On our way back, we stopped at Kuldhara village which is also known as the abandoned village. The village is known to have a history beyond 300 years where the whole village vanished overnight to save their honor. While leaving, they cast a curse on this place that one will ever be able to settle in their village and since then the village has been barren.
Another stop was made at the Bada bagh. This place has many tombs or chhatris in memory of the royal family from Jaisalmer. This place is mesmerizing with plain beauty of the construction of the tombs.
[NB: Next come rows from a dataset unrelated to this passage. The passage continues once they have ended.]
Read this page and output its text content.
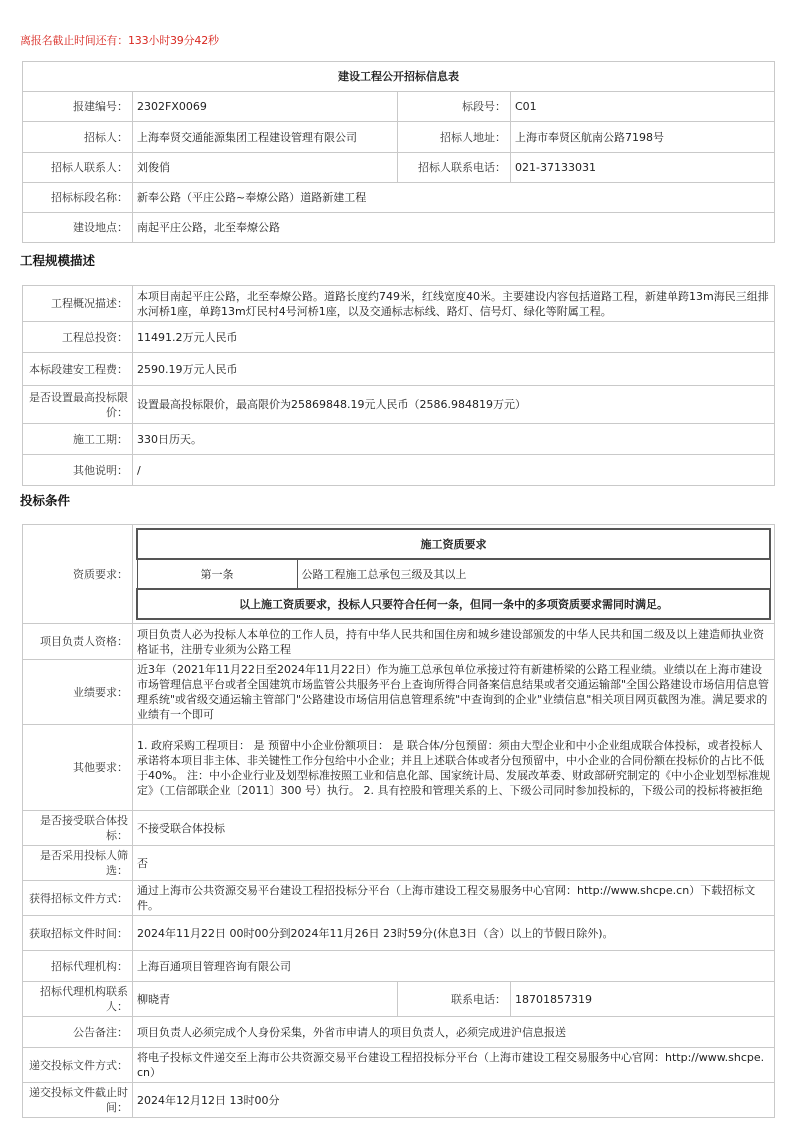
离报名截止时间还有：133小时39分42秒
建设工程公开招标信息表			
报建编号：	2302FX0069	标段号：	C01
招标人：	上海奉贤交通能源集团工程建设管理有限公司	招标人地址：	上海市奉贤区航南公路7198号
招标人联系人：	刘俊俏	招标人联系电话：	021-37133031
招标标段名称：	新奉公路（平庄公路~奉燎公路）道路新建工程		
建设地点：	南起平庄公路，北至奉燎公路		
工程规模描述
工程概况描述：	本项目南起平庄公路，北至奉燎公路。道路长度约749米，红线宽度40米。主要建设内容包括道路工程，新建单跨13m海民三组排水河桥1座，单跨13m灯民村4号河桥1座，以及交通标志标线、路灯、信号灯、绿化等附属工程。
工程总投资：	11491.2万元人民币
本标段建安工程费：	2590.19万元人民币
是否设置最高投标限价：	设置最高投标限价，最高限价为25869848.19元人民币（2586.984819万元）
施工工期：	330日历天。
其他说明：	/
投标条件
资质要求：	
施工资质要求
第一条	公路工程施工总承包三级及其以上
以上施工资质要求，投标人只要符合任何一条，但同一条中的多项资质要求需同时满足。

项目负责人资格：	项目负责人必为投标人本单位的工作人员，持有中华人民共和国住房和城乡建设部颁发的中华人民共和国二级及以上建造师执业资格证书，注册专业须为公路工程
业绩要求：	近3年（2021年11月22日至2024年11月22日）作为施工总承包单位承接过符有新建桥梁的公路工程业绩。业绩以在上海市建设市场管理信息平台或者全国建筑市场监管公共服务平台上查询所得合同备案信息结果或者交通运输部"全国公路建设市场信用信息管理系统"或省级交通运输主管部门"公路建设市场信用信息管理系统"中查询到的企业"业绩信息"相关项目网页截图为准。满足要求的业绩有一个即可
其他要求：	1. 政府采购工程项目： 是 预留中小企业份额项目： 是 联合体/分包预留：须由大型企业和中小企业组成联合体投标，或者投标人承诺将本项目非主体、非关键性工作分包给中小企业；并且上述联合体或者分包预留中，中小企业的合同份额在投标价的占比不低于40%。 注：中小企业行业及划型标准按照工业和信息化部、国家统计局、发展改革委、财政部研究制定的《中小企业划型标准规定》（工信部联企业〔2011〕300 号）执行。 2. 具有控股和管理关系的上、下级公司同时参加投标的，下级公司的投标将被拒绝
是否接受联合体投标：	不接受联合体投标
是否采用投标人筛选：	否
获得招标文件方式：	通过上海市公共资源交易平台建设工程招投标分平台（上海市建设工程交易服务中心官网：http://www.shcpe.cn）下载招标文件。
获取招标文件时间：	2024年11月22日 00时00分到2024年11月26日 23时59分(休息3日（含）以上的节假日除外)。
招标代理机构：	上海百通项目管理咨询有限公司
招标代理机构联系人：	柳晓青	联系电话：	18701857319
公告备注：	项目负责人必须完成个人身份采集，外省市申请人的项目负责人，必须完成进沪信息报送
递交投标文件方式：	将电子投标文件递交至上海市公共资源交易平台建设工程招投标分平台（上海市建设工程交易服务中心官网：http://www.shcpe.cn）
递交投标文件截止时间：	2024年12月12日 13时00分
When we returned to the city, we went to Gadsisar lake to enjoy a cool boat ride. The entrance to the lake is through Tilon-Ki-Pol, a magnificent and artistically carved yellow sandstone archway. The lake is surrounded by small temples and shrines of Amar sagar. We jumped onto a boat with a guide who explained to us the various structures around the lake.
As the evening progressed, we made our way to the city center where we shopped for some local items and souvenirs.
After dinner it was time for us to head towards the railway station to catch our train to Jaipur.
- Many shops do not accept cards. Make sure you have enough cash with you.
- Check the weather and temperature before you can plan your visit so you can prepare accordingly.
- Always carry umbrellas or caps when travelling during the day, even if its winter.
- Always carry water bottles and snacks (keep extras) with you when travelling in the desert area. Some places are almost barren and you wont find any means of supply.
- You can contact TUK TUK Tours, for cab services to go around Jaisalmer.